KEY POINTS:
Three cheers this week for ....
1. Hone Harawira (and Syd Jackson)
Harawira devoted his speech in yesterday's general debate in Parliament to his hero Syd Jackson who died last week.
His was the most recent among an outpouring of grief and tributes to him within Maoridom. The most intense was that of his nephew Willie Jackson on his Eye to Eye show on TV One last Saturday.
Willie lambasted the mainstream media for having virtually ignored the passing of his uncle and the importance of his influence in the modern Maori renaissance. Willie was right.
That was reinforced by the hour-long Marae special on Syd that followed his show, hosted by Shane Taurima (is TVNZ really mad enough to axe his excellent weekly interviews?) and featuring an insightful and sensitive interview with the dying Syd by his nephew Potaka Maipi.
I never knew Syd Jackson but he was such a given in the Maori political landscape that it is impossible not feel a sense a loss. I know many people who worked with him in the former Clerical Workers Union and who adored him.
"Gentle but staunch," is how he is described. Hone Harawira's tribute yesterday and the Marae special demonstrated how he influenced the lives of many Maori radicals in the 70s and 80s who in turn completely shifted the centre of gravity in Maori expectations, actions and achievements. A man with a real legacy.
2. Sir Geoffrey Palmer
Law Commission President and former Prime Minister Sir Geoffrey and two other constitutional experts, Alison Quentin-Baxter and Helen Aikman, this week issued a press statement to say what load of drivel the latest opinion from Fiji's Human Rights Commissioner Shaista Shameem is.
Shameem told the UN High Commission for Human Rights in a report last month that the December military coup was perfectly legal because it was sanctioned by presidential prerogative.
It expands on a report in January by the same Shaista - who is understood to be a close friend of self-appointed Prime Minister Commander Bainimarama.
Palmer and associates politely say they are concerned the report may be taken seriously in some quarters.
"It does not deserve to be. Not only is the reasoning flawed, but the opinion is is conflict with the Constitution of Fiji..."
I prefer the language of a former newspaper colleague and now a leading Suva lawyer Richard Naidu who said after her January report: "Somewhere in her academic career, Ms Shaista apparently picked up a law degree. Her latest effort illustrates the dangers of allowing academic sociology types to study serious subjects like law."

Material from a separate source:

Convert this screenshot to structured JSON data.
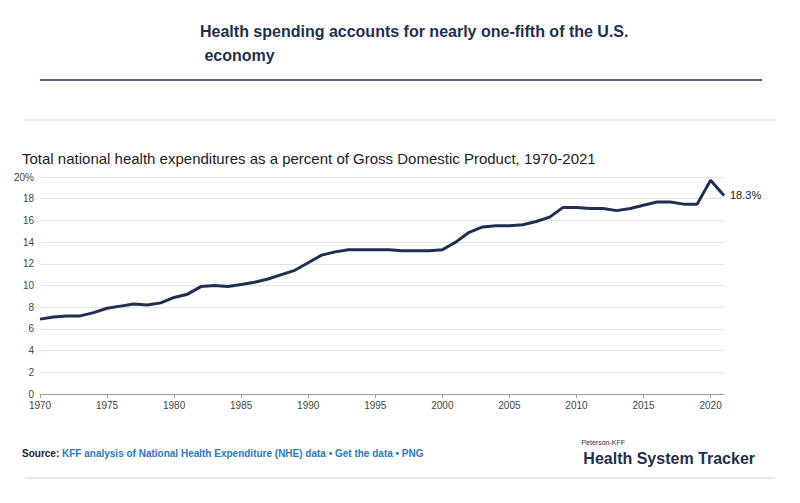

The so-called Human Rights Commission did not have much to day when Naidu was interrogated by the military shortly after calling the military regime illegal.
Shortly before martial law was reinstated in Fiji last week, the last remaining judges on the Court of Appeal resigned led by New Zealand's former chief justice Sir Thomas Eichelbaum, due to apparent neglect from their boss.